Sunday, February 17, 2019

For the Record

A question occurred to me as I sat watching the five Academy-Award-nominated short documentaries this afternoon. Is the job of a documentary simply to document or is it something more?

I considered the first of the five, the story of young man of Nigerian heritage whose parents had moved him from London to a city 35 miles away in attempt to shield him from the violence that claimed the life of a child from their neighborhood. Confronted by racism in his new home, his survival strategy was to do whatever he could to get the thugs targeting him to accept him, and he was so successful that he eventually became a member of their violent gang.

The next entry followed several terminally ill patients, their families, and caretakers as they negotiated end-of-life situations and decisions with as much dignity and empathy as possible.
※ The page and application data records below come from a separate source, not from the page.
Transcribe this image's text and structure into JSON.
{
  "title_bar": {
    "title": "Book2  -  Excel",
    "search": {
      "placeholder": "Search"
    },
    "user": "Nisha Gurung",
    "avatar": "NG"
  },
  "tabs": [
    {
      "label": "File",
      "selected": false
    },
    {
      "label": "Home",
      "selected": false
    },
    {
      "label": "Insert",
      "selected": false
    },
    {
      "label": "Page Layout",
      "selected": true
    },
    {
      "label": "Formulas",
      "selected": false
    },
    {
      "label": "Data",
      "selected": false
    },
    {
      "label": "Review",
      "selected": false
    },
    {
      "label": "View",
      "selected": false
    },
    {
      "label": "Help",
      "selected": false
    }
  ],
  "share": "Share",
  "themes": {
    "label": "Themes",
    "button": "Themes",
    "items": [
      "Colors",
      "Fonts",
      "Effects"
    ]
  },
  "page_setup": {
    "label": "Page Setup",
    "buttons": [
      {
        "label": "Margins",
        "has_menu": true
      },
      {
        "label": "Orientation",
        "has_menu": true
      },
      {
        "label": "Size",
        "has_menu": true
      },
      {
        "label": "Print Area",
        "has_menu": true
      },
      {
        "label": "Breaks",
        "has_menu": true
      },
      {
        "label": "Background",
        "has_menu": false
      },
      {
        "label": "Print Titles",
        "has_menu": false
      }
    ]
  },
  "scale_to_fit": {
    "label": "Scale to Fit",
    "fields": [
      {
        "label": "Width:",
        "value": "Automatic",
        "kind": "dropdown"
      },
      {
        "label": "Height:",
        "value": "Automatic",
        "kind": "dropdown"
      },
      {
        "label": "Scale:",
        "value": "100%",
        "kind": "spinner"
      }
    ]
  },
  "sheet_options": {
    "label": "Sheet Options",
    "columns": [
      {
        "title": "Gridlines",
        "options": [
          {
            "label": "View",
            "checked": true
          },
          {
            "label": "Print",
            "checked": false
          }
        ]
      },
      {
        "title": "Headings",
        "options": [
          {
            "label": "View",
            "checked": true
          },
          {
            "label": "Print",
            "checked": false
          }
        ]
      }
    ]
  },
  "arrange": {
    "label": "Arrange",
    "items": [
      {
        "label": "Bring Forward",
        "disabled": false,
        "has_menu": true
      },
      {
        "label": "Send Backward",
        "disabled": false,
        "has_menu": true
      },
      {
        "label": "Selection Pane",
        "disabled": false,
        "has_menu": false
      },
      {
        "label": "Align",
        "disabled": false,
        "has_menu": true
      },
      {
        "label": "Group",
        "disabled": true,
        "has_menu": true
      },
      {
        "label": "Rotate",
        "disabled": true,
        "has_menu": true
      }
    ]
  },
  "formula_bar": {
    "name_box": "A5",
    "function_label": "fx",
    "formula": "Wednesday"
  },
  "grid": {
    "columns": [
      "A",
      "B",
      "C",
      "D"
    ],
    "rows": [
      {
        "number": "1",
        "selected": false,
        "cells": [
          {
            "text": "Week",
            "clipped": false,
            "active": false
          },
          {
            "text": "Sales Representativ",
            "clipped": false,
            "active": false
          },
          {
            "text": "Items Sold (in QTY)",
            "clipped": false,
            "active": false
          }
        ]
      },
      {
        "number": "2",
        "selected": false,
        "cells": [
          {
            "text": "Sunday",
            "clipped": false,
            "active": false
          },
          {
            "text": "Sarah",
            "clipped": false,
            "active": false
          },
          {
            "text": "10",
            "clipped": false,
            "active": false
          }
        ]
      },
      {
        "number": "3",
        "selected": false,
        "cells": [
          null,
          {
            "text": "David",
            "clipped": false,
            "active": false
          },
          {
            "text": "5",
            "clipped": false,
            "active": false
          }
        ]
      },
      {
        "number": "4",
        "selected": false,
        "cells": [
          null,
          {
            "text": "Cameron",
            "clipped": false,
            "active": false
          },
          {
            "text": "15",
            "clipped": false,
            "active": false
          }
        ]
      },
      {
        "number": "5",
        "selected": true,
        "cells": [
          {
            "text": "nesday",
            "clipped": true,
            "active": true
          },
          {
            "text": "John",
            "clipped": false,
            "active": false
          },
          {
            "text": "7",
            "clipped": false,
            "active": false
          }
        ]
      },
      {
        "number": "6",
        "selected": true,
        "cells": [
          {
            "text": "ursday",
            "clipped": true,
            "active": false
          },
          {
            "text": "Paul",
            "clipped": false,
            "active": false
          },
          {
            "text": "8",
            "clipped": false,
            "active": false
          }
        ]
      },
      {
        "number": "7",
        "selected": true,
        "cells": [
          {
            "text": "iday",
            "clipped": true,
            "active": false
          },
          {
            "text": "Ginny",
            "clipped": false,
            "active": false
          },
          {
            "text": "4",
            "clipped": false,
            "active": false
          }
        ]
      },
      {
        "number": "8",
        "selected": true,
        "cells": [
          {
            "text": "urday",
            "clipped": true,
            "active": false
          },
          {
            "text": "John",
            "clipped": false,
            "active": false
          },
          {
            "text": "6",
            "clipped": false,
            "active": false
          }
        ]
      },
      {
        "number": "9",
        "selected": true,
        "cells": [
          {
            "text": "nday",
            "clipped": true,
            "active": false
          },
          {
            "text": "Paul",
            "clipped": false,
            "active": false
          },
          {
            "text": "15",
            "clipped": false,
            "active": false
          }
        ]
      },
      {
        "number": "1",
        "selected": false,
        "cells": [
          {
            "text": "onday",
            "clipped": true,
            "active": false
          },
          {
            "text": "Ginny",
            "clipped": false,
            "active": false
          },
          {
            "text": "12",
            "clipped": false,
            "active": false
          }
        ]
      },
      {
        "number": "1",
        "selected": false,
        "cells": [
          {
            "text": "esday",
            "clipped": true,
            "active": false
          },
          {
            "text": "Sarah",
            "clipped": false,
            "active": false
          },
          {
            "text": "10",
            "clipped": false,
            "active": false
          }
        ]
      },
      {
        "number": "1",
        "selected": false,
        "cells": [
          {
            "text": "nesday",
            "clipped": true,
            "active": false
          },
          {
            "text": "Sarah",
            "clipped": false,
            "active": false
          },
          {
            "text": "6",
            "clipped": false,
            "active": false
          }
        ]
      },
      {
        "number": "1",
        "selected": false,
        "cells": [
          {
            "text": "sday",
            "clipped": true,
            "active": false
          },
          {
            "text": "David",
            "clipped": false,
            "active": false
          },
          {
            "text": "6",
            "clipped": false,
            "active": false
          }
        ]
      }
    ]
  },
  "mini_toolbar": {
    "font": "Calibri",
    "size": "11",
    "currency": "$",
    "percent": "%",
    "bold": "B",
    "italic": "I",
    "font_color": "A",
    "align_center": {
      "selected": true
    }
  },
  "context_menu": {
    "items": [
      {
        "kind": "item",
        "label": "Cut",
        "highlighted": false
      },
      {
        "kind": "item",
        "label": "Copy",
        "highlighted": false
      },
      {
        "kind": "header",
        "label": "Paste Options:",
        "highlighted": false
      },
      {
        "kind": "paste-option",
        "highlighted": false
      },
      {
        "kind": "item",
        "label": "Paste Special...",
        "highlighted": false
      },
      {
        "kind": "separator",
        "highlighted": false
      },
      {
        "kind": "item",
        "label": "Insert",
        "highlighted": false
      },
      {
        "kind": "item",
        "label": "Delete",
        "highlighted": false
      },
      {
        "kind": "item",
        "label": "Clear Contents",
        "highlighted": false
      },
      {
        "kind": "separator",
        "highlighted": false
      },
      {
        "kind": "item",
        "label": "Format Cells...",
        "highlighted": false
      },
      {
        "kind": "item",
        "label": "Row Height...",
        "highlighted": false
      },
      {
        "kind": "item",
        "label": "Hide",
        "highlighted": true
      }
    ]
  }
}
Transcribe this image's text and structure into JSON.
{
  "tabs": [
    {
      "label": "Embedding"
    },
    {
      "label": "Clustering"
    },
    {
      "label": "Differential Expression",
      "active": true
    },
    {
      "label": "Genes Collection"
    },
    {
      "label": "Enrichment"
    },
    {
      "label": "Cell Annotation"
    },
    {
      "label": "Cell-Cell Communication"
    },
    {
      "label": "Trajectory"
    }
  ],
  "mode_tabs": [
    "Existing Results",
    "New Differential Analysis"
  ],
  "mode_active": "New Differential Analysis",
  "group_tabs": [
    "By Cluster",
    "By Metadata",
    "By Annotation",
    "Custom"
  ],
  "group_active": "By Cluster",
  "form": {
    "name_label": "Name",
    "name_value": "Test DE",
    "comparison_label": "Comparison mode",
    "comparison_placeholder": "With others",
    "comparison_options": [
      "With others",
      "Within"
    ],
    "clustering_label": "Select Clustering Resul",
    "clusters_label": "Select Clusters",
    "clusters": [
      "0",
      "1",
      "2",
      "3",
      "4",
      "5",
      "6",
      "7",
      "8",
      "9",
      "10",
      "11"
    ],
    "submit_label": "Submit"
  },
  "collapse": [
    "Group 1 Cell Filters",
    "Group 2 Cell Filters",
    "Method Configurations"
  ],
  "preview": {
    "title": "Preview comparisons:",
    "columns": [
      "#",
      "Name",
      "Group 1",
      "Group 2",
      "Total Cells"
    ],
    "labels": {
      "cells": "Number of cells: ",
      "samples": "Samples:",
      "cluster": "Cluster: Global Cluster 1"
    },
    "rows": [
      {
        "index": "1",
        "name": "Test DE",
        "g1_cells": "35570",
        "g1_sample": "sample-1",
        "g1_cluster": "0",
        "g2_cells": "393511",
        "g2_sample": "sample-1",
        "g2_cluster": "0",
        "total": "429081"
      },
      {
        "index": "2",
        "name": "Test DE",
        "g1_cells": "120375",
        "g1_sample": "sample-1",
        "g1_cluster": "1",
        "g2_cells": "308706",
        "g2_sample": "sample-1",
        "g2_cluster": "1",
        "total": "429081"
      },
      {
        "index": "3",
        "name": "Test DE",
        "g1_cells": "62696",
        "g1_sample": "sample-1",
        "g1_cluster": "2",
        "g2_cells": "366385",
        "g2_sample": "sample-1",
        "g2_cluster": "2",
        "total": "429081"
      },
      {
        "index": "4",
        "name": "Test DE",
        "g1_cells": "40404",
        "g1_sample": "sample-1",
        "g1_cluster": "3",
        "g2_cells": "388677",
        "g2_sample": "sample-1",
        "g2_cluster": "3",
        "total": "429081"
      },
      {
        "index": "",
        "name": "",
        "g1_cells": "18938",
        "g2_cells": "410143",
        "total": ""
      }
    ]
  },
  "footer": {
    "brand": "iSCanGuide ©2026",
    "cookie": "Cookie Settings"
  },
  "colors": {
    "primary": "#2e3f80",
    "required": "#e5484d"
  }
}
Mini-doc three consisted of 7 minutes of archival footage of a rally held 80 years ago in Madison Square Garden where 20,000 Americans showed up to support the rise of Nazism in Europe.

The fourth was on refugees fleeing Northern Africa on perilous rafts and boats bound for Europe, a topic that has been addressed by other films, also recognized by the Academy, over the last few years. The final entry told about women in India who, held back by the inconvenience and stigma of menstruation started a pad manufacturing factory that gave them and their clients more freedom to pursue education and employment.

When the last credits rolled and the lights came up, I imagined that my fellow movie-goers were also wondering how best to appraise what these various films were documenting. Was it simply some aspect of the the human condition? Was it a problem? A solution? Or something else?